If we later choose to add support also for non-sealed classes, we can reuse all the annotations and conventions defined for the sealed classes.

[rmannibucau]

@t1 the opposite will happen, polymorphism is under work, sealed classes will just work as others.

[Javaexperter]

Using the full class name from the (Serializer) JSON is a serious security issue. An attacker could make you deserialize an arbitrary class, and some classes can cause remote code execution.

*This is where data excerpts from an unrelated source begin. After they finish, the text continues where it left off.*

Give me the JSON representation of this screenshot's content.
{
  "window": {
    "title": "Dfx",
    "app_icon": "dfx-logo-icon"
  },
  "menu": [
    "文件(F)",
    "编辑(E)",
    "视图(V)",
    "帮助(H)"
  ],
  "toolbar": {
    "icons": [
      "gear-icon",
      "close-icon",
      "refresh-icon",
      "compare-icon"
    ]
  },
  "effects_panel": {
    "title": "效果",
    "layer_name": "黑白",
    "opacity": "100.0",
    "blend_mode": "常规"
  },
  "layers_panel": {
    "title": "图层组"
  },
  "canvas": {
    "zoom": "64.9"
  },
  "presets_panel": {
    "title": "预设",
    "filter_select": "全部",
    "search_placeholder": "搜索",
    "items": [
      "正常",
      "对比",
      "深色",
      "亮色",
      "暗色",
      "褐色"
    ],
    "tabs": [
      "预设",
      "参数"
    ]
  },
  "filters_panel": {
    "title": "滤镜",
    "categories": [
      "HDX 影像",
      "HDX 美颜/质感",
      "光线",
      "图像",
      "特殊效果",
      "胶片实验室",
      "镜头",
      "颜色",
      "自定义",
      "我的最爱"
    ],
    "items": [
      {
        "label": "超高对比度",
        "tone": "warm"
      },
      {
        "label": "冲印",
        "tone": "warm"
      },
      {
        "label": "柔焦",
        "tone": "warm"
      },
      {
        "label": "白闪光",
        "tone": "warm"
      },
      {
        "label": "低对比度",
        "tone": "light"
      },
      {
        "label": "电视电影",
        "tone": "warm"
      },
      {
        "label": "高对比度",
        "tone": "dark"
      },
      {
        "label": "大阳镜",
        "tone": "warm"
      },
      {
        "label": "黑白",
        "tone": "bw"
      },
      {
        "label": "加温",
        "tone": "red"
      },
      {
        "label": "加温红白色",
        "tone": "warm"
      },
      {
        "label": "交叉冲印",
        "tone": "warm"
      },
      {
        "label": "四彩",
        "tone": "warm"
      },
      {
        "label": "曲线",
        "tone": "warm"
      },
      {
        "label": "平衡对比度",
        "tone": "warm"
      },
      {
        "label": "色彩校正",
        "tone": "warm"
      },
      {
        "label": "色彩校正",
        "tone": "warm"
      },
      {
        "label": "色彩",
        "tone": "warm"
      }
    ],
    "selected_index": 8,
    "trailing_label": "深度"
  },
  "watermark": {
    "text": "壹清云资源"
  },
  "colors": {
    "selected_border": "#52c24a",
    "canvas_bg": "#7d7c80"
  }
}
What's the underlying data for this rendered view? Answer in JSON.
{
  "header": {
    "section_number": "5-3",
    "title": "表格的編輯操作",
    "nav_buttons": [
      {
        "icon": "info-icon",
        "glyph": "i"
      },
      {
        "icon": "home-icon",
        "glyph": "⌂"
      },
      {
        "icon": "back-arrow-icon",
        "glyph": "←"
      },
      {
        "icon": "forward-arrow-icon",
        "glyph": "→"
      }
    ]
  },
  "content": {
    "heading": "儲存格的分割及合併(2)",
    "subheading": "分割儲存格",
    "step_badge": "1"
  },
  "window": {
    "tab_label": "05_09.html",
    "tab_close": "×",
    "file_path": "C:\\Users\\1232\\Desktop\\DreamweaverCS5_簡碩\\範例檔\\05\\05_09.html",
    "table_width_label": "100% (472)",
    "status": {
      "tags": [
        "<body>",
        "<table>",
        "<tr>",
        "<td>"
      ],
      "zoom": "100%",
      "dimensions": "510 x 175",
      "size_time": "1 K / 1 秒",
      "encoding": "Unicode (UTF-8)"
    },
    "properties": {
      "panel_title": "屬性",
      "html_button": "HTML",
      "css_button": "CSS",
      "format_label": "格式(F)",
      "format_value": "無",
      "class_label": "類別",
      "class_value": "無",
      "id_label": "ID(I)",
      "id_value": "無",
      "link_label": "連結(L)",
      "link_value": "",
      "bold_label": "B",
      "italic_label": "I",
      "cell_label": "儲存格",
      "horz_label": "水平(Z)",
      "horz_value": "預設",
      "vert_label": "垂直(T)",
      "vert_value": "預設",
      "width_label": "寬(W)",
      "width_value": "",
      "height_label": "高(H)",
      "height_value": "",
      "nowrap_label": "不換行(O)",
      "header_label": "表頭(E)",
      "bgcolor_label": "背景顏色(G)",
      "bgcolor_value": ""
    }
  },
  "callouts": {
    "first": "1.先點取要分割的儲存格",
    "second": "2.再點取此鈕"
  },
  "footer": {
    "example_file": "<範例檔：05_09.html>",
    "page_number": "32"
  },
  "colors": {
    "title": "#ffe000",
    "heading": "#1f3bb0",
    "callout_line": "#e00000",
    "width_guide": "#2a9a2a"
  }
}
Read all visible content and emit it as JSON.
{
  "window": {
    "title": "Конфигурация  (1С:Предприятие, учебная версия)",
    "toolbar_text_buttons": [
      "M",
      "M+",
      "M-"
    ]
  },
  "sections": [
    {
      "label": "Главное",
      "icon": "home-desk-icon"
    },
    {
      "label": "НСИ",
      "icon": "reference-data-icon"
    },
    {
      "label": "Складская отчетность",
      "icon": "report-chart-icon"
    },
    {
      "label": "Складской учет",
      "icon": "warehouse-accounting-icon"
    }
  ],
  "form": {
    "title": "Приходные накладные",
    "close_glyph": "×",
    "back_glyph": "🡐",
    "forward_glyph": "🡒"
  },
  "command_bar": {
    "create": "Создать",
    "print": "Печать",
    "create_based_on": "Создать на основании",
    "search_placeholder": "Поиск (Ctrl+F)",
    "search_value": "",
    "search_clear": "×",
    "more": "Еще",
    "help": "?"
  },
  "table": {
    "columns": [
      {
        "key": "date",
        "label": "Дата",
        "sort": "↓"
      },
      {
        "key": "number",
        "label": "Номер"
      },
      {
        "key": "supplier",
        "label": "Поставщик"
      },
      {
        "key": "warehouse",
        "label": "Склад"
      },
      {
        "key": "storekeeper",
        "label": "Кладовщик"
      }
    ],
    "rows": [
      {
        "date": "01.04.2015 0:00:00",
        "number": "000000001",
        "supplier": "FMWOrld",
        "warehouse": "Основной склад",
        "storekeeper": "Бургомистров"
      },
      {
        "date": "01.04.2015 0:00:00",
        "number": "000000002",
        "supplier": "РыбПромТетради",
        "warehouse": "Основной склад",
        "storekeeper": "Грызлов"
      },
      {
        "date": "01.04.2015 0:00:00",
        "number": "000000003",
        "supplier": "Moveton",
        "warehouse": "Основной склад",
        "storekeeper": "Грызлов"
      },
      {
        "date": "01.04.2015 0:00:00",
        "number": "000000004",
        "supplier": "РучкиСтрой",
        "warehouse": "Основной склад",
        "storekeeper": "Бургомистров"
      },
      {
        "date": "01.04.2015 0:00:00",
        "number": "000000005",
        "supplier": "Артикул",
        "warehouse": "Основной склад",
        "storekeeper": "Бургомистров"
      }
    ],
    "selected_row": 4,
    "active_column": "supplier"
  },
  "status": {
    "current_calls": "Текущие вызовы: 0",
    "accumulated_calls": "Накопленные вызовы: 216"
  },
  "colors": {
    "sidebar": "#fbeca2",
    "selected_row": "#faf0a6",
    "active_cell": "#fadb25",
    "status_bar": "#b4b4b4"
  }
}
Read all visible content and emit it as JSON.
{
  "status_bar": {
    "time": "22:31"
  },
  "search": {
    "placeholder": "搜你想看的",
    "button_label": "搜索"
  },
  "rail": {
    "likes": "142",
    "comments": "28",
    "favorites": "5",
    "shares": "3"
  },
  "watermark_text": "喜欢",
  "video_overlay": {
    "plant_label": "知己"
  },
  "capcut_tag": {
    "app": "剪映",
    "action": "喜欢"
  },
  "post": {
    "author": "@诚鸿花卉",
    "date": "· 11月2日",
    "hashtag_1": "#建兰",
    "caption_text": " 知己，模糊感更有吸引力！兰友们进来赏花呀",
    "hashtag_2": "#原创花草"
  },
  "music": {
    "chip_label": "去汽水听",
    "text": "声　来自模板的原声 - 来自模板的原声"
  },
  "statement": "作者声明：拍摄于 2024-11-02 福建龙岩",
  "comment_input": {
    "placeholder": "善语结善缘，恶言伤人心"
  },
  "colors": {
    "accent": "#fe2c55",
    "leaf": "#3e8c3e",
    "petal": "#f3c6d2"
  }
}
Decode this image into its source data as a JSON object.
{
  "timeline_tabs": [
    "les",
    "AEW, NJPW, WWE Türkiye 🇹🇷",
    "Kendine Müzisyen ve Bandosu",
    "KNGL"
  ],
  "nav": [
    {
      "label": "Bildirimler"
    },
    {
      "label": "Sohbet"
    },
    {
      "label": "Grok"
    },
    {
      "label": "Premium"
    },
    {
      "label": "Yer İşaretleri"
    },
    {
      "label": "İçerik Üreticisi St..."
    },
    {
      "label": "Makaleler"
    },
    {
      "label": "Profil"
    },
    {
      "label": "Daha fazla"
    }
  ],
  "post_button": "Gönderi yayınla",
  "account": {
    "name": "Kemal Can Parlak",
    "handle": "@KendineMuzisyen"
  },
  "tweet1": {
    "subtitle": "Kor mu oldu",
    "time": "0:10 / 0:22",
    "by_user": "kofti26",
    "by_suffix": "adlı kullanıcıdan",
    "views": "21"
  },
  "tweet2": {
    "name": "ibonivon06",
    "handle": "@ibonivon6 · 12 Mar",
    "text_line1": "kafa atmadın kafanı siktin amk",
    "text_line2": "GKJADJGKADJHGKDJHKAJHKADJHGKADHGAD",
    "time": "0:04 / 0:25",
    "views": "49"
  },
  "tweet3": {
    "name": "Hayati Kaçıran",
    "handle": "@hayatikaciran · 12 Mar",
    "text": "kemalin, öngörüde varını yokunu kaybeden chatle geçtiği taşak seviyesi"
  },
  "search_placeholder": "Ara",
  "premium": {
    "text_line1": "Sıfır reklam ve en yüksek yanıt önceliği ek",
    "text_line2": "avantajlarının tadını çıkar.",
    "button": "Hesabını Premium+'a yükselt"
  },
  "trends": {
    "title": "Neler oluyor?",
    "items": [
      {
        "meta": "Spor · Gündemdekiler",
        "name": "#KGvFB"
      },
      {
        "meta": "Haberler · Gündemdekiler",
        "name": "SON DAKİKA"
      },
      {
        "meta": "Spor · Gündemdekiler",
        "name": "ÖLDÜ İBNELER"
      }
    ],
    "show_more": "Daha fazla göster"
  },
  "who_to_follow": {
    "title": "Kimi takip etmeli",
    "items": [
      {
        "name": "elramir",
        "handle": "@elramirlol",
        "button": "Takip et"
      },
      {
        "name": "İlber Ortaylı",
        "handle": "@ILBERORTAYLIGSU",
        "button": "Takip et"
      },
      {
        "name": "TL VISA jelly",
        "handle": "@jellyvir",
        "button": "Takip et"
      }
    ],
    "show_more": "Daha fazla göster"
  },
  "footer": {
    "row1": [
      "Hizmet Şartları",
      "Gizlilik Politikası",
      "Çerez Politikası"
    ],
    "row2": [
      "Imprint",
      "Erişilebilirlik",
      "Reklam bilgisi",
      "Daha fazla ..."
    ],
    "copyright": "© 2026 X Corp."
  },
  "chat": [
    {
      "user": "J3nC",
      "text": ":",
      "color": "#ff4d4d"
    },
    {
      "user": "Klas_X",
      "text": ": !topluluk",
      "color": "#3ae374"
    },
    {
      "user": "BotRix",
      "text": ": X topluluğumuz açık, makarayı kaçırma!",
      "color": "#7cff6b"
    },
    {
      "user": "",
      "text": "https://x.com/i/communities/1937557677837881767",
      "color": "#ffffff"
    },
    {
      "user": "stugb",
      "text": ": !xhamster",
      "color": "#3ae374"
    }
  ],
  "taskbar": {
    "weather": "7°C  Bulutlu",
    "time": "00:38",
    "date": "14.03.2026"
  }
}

How I can have just the name for the class. like so?

[ { "className": "Square", "shape": { "side": 2.0 } }, { "className": "Circle", "shape": { "radius": 5.0 } } ]

I usesd switch but not working. can someone help me

[bmarwell]

Using the full class name from the (Serializer) JSON is a serious security issue. An attacker could make you deserialize an arbitrary class, and some classes can cause remote code execution. How I can have just the name for the class. like so?

[ { "className": "Square", "shape": { "side": 2.0 } }, { "className": "Circle", "shape": { "radius": 5.0 } } ]

I usesd switch but not working. can someone help me

Please ask on Gitter, stack overflow etc (or open a question or discussion). Hijacking issues with new topics is not the way to go. Thanks.